Both patients are experiencing a reduction in IOP on medication, but are they (relatively) equally controlled? I think Barry, at this point, is more stabilized than Alice, simply because he has had a 40% reduction in IOP from a relatively stable baseline. Alice, on the other hand, may be stabilized, but I can make the argument that she might not be fully stabilized. Because Alice had a greater variation from baseline to medicated, it hints that she might still fluctuate. Only time will tell.
So, these two patients, with similar initial findings and similar responses to medical therapy, differ in my assessment and certainty of stability at this early stage of therapy—all because of the second IOP measurement for each patient.
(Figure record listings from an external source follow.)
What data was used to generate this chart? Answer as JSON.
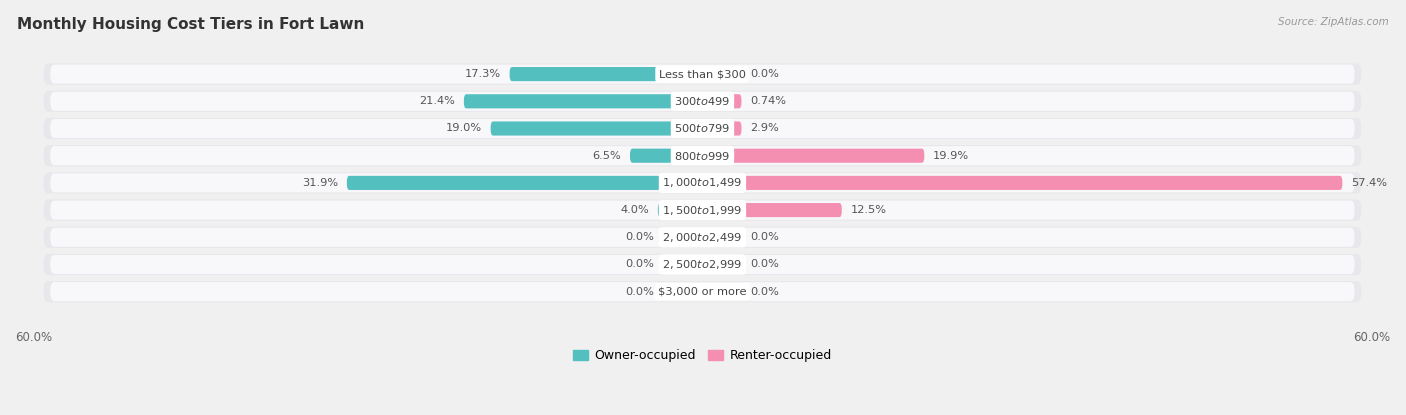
{
  "title": "Monthly Housing Cost Tiers in Fort Lawn",
  "source": "Source: ZipAtlas.com",
  "categories": [
    "Less than $300",
    "$300 to $499",
    "$500 to $799",
    "$800 to $999",
    "$1,000 to $1,499",
    "$1,500 to $1,999",
    "$2,000 to $2,499",
    "$2,500 to $2,999",
    "$3,000 or more"
  ],
  "owner_values": [
    17.3,
    21.4,
    19.0,
    6.5,
    31.9,
    4.0,
    0.0,
    0.0,
    0.0
  ],
  "renter_values": [
    0.0,
    0.74,
    2.9,
    19.9,
    57.4,
    12.5,
    0.0,
    0.0,
    0.0
  ],
  "renter_labels": [
    "0.0%",
    "0.74%",
    "2.9%",
    "19.9%",
    "57.4%",
    "12.5%",
    "0.0%",
    "0.0%",
    "0.0%"
  ],
  "owner_color": "#53bfbf",
  "renter_color": "#f48fb1",
  "background_color": "#f0f0f0",
  "row_bg_color": "#e8e8ec",
  "row_inner_color": "#f8f8fa",
  "axis_limit": 60.0,
  "min_stub": 3.5,
  "title_color": "#333333",
  "source_color": "#999999",
  "value_color": "#555555"
}
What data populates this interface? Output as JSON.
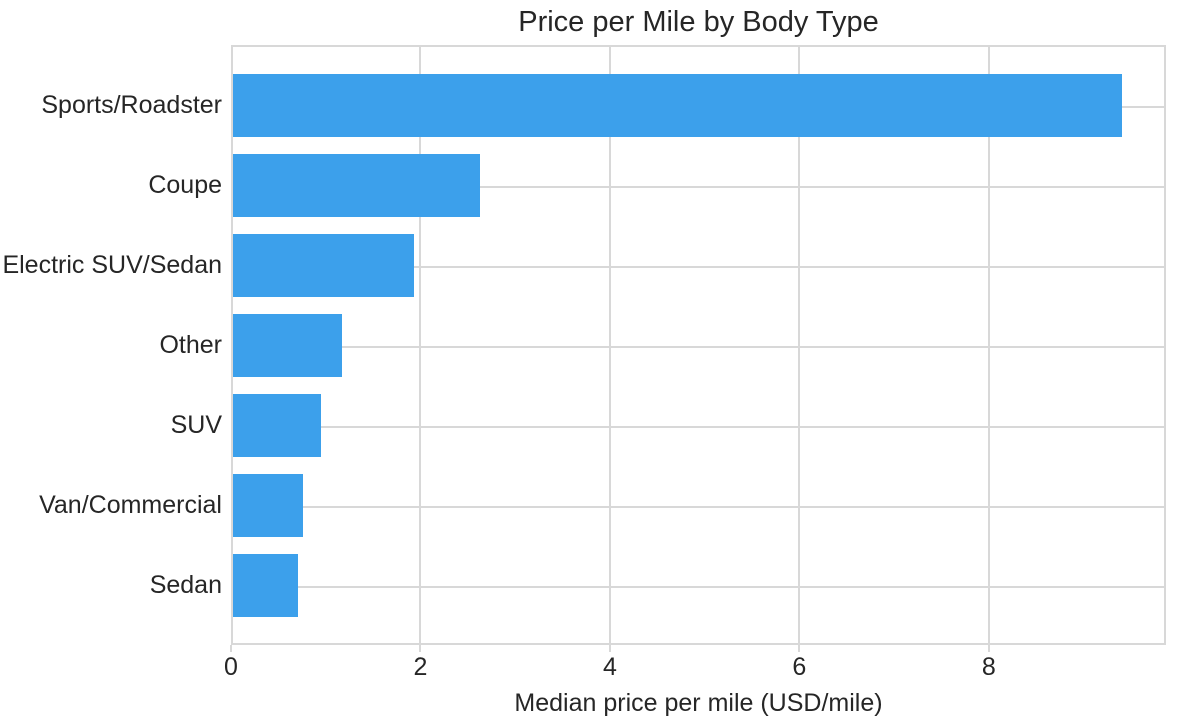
{
  "chart_data": {
    "type": "bar",
    "orientation": "horizontal",
    "title": "Price per Mile by Body Type",
    "xlabel": "Median price per mile (USD/mile)",
    "ylabel": "",
    "categories": [
      "Sports/Roadster",
      "Coupe",
      "Electric SUV/Sedan",
      "Other",
      "SUV",
      "Van/Commercial",
      "Sedan"
    ],
    "values": [
      9.38,
      2.61,
      1.91,
      1.15,
      0.93,
      0.74,
      0.69
    ],
    "xlim": [
      0,
      9.87
    ],
    "xticks": [
      0,
      2,
      4,
      6,
      8
    ],
    "xtick_labels": [
      "0",
      "2",
      "4",
      "6",
      "8"
    ],
    "grid": true,
    "legend": "none"
  },
  "style": {
    "bar_color": "#3CA0EB",
    "grid_color": "#D8D8D8",
    "spine_color": "#D8D8D8",
    "text_color": "#262626",
    "background": "#FFFFFF"
  }
}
Had I not obtained that second pretreatment IOP for each patient, the therapeutic effect and assessment of stability may well have been considered equal.Therefore, in the large majority of recently diagnosed glaucoma patients, obtain several pre-treatment IOP measurements to better assess a baseline. Remember, that baseline is the essential metric upon which all future therapy is judged, so get as accurate a measurement as possible.